Speaking about the event, Dr Gravey said: “Well done to all today’s students – they all engaged really well and were keen to stay in role as long as possible.

“Participating in a Mock Council is a fantastic opportunity for students to step in to the shoes of ministers and get a taste for the variety of political opinions in Europe and what speaking for a country entails. Europe is constantly in the news and this event can help students make sense of our current situation.”

Also attending the event was Jonathan Stewart, Director, British Council Northern Ireland.

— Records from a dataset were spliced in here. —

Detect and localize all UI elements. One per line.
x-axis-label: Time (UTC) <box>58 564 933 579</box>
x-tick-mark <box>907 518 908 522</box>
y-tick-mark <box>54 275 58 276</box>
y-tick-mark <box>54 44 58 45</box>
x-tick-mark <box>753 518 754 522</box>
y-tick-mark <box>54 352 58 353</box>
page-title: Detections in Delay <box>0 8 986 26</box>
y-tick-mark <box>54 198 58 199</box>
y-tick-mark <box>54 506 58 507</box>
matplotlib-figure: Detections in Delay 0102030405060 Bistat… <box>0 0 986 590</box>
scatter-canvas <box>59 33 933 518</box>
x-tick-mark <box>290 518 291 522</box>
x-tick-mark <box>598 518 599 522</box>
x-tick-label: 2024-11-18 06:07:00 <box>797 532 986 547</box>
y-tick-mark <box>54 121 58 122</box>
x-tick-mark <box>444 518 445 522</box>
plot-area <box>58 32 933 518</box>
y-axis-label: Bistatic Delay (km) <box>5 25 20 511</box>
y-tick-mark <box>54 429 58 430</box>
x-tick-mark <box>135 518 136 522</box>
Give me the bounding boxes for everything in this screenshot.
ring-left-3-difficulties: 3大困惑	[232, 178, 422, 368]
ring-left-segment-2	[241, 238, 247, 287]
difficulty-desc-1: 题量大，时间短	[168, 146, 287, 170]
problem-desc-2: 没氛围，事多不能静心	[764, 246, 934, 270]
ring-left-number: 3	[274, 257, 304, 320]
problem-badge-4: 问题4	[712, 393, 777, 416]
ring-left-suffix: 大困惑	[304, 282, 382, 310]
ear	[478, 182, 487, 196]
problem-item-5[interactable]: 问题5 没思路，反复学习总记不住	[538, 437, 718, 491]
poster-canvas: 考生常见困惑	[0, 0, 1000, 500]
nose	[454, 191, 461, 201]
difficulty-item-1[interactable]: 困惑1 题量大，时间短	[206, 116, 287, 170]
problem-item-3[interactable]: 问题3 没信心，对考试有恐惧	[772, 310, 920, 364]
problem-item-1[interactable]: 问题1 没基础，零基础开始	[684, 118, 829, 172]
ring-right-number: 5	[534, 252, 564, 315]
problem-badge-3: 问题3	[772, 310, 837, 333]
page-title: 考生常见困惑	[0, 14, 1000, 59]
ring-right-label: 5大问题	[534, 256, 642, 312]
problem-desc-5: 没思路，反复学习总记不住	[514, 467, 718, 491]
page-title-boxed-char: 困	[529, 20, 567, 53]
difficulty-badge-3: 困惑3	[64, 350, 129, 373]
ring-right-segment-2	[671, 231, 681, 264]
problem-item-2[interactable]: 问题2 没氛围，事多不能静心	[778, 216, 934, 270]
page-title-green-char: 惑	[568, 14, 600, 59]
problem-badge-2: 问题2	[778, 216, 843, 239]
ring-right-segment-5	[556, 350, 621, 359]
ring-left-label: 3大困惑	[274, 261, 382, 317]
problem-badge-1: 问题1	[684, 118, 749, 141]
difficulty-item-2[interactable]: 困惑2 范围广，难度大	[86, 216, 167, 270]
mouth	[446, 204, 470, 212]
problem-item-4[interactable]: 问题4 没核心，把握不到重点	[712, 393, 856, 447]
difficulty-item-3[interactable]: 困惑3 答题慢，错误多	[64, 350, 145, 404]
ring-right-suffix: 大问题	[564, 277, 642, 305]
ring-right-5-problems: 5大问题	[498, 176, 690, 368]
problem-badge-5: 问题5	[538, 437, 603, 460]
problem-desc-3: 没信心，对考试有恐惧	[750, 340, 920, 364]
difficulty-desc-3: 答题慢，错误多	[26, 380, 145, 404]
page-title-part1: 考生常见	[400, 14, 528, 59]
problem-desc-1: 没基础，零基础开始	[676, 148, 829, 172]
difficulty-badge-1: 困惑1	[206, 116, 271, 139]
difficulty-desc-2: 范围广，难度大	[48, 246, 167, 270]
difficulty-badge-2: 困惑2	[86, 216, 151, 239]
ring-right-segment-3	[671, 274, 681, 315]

He said: “This event puts pupils in the hot seat by taking on the role of Ministers from the EU member states debating big issues affecting the EU. In preparation for today, students researched the various positions from the perspective of each of the member states, helping to develop greater intercultural understanding while learning more about the workings of the main decision‑making body of the European Union.

“This event, now in its 14th year, puts students at the head of the negotiating table and allows them not only to see how politics works at a wider European level, but also gives them the chance to understand the issues and challenges facing the UK and other member states in negotiating the complexities of the UK’s decision to leave the European Union.”